The Vision made its US debut last week, but it's not a prototype of a wheel that will hit production lines anytime soon. Instead, this is a demonstration of the features that will eventually trickle down into mass-market tires of the future.
Importantly, the Vision is both a wheel and airless tire in one. That means there is no need for inflation or rims; the entire mechanical structure is sturdy enough to support the vehicle but still flexible enough to absorb impact and pressure. Vision attaches to the vehicle via a hub connection.
Without air, the tire is no longer susceptible to nuisances (or even safety hazards) like low pressure, deflation or blowouts. Some of Michelin's existing tires, such as those designed for low-speed offroad vehicles like golf carts and construction equipment, already use similar airless structures, said Michelin's executive vice president of global R&D Terry Gettys.

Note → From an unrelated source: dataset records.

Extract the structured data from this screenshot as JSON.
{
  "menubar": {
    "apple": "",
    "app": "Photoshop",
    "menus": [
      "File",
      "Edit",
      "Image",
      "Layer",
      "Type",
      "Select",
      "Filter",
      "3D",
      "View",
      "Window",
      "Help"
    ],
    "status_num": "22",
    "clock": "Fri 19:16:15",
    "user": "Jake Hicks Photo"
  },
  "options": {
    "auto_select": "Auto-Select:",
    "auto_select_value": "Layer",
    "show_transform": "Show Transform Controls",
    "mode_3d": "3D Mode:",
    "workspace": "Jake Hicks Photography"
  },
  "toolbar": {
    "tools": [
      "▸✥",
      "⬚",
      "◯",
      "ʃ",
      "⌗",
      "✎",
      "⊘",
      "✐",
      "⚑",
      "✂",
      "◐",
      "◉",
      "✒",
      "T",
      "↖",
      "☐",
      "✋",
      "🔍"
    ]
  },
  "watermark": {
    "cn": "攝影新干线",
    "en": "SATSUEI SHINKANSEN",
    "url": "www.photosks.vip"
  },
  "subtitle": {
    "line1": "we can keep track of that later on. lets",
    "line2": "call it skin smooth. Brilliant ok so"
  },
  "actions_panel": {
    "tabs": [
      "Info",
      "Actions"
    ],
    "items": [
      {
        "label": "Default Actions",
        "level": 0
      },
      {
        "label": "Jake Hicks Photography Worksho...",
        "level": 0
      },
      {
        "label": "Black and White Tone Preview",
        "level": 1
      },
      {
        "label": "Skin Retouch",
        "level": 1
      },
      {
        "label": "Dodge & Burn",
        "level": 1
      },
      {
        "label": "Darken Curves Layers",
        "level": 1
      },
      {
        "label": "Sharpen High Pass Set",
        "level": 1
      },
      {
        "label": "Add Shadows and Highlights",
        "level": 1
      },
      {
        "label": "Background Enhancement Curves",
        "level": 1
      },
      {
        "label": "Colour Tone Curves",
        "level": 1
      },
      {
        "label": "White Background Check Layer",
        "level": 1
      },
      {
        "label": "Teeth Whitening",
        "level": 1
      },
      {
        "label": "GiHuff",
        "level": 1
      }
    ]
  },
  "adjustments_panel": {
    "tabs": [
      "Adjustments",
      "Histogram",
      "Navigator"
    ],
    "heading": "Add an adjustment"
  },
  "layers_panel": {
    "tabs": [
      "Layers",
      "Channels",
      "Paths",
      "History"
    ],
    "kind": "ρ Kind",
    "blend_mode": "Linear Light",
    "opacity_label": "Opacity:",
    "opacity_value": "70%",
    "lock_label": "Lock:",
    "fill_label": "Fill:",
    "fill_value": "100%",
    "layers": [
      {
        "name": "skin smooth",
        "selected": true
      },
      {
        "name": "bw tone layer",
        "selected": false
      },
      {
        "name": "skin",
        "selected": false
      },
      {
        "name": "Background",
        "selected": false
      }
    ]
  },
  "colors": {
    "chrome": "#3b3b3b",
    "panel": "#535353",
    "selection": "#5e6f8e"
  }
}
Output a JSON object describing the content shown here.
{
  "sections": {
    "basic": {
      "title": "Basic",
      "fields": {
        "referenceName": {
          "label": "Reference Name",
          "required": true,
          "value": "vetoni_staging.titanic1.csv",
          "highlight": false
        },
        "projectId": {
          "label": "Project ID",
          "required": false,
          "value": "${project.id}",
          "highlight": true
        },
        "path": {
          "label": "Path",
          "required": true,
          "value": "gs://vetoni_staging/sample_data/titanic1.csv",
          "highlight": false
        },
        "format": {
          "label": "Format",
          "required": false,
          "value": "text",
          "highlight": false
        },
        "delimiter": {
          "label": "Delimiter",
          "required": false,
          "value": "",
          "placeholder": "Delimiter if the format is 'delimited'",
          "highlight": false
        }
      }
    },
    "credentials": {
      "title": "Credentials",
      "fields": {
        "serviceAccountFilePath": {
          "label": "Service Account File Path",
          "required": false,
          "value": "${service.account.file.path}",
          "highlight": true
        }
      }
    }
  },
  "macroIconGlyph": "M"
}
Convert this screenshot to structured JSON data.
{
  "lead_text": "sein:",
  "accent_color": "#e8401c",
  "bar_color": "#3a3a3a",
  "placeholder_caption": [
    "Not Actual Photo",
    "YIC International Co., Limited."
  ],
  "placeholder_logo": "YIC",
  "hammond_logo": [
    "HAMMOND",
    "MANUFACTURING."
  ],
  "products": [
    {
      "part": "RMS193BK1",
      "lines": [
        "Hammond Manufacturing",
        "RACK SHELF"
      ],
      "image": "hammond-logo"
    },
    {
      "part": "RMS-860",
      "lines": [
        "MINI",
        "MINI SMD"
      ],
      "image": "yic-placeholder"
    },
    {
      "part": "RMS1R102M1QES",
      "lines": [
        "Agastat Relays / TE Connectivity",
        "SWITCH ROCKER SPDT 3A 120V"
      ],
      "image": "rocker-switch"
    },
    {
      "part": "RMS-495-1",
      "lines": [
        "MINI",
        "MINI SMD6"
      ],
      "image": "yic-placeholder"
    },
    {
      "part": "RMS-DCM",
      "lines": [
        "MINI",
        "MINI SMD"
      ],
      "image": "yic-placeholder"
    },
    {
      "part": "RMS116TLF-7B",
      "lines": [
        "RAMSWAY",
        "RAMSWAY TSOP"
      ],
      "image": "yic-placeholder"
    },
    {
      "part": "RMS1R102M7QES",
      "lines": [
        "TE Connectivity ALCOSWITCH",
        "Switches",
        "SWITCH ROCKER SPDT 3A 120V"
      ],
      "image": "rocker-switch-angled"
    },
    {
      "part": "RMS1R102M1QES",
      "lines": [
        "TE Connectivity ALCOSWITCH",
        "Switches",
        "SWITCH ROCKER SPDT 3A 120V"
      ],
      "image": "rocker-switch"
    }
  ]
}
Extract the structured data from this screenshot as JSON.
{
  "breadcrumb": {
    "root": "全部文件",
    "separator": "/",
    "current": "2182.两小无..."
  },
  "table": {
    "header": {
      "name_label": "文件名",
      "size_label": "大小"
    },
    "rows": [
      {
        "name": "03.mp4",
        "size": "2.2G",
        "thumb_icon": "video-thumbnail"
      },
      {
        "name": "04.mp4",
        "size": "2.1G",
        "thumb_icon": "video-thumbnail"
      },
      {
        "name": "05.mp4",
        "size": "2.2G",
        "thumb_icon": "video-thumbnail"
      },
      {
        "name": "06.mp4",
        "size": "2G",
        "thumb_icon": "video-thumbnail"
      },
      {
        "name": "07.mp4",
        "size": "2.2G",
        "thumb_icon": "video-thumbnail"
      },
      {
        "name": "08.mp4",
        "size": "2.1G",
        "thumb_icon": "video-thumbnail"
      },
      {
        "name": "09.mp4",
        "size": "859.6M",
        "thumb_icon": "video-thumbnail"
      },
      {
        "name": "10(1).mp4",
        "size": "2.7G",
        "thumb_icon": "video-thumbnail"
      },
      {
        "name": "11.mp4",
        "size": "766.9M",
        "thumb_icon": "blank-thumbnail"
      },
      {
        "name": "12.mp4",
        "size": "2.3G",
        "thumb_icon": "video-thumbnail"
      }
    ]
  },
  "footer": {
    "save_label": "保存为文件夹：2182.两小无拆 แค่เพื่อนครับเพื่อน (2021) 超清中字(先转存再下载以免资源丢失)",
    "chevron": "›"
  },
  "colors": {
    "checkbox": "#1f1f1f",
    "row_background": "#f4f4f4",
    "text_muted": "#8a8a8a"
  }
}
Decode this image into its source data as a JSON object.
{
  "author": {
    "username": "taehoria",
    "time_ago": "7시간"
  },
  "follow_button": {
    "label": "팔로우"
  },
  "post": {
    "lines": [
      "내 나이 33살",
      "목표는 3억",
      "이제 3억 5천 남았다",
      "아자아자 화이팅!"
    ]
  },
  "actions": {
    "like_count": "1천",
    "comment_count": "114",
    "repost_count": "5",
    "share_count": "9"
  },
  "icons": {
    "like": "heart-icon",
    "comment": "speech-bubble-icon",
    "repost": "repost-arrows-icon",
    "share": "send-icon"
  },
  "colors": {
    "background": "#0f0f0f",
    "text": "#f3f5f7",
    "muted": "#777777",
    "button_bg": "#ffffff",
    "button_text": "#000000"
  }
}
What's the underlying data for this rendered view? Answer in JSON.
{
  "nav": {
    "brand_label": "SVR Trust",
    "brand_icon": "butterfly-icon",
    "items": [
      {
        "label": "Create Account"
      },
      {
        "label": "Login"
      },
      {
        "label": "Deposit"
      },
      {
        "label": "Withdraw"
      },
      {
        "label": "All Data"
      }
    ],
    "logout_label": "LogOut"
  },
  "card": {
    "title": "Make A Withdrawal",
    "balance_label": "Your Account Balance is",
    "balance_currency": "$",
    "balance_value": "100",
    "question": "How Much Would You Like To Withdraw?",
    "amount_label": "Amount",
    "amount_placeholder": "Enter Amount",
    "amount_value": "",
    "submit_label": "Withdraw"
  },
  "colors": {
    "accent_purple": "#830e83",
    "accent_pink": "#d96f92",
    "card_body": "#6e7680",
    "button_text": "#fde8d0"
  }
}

The tire itself is made of rubber compounds derived from organic, recyclable materials. The resin, for instance, is made from orange zest instead of petroleum. Gettys also cited molasses as another natural material that can be used to create synthetic elastomers. Other examples of alternative ingredients include hay, paper and metal. These concepts are possibly a decade away from becoming mainstream and in the meantime, they can't completely replace traditional materials in tire manufacturing. Instead, the components will be progressively introduced, Gettys said.
In addition to being made from biodegradable materials, the Vision is easily retreadable and can collect diagnostic information for the driver via onboard sensors. It's also stunning in a futuristic sort of way.
"The look of our concept Vision is intended to be attractive," Gettys said. "We consider it as beautiful as the nature from which it's been inspired."
I didn't see the tire in action, but according to Gettys, the Vision also has a reloadable tread band that can also be 3D printed. In Michelin's concept for the future, you can go to a gas or weigh station to pick a new tread pattern and material and get it printed directly onto your tires. If you need a different style because you're going to a new driving environment (snow or sand, for instance), you could even get recommendations for patterns and components based on your destination.
Future tires can also carry sensors like they do today to collect data like air pressure and distance traveled and send it to drivers or fleet managers for easier diagnostics.
Although we won't actually see the Vision tire hit the roads in the near future, it's a promising demonstration of Michelin's plans. Gettys said these features should start trickling out over the next five to 10 years, and some may take even longer, but from what we've seen so far, the benefits could be worth the wait.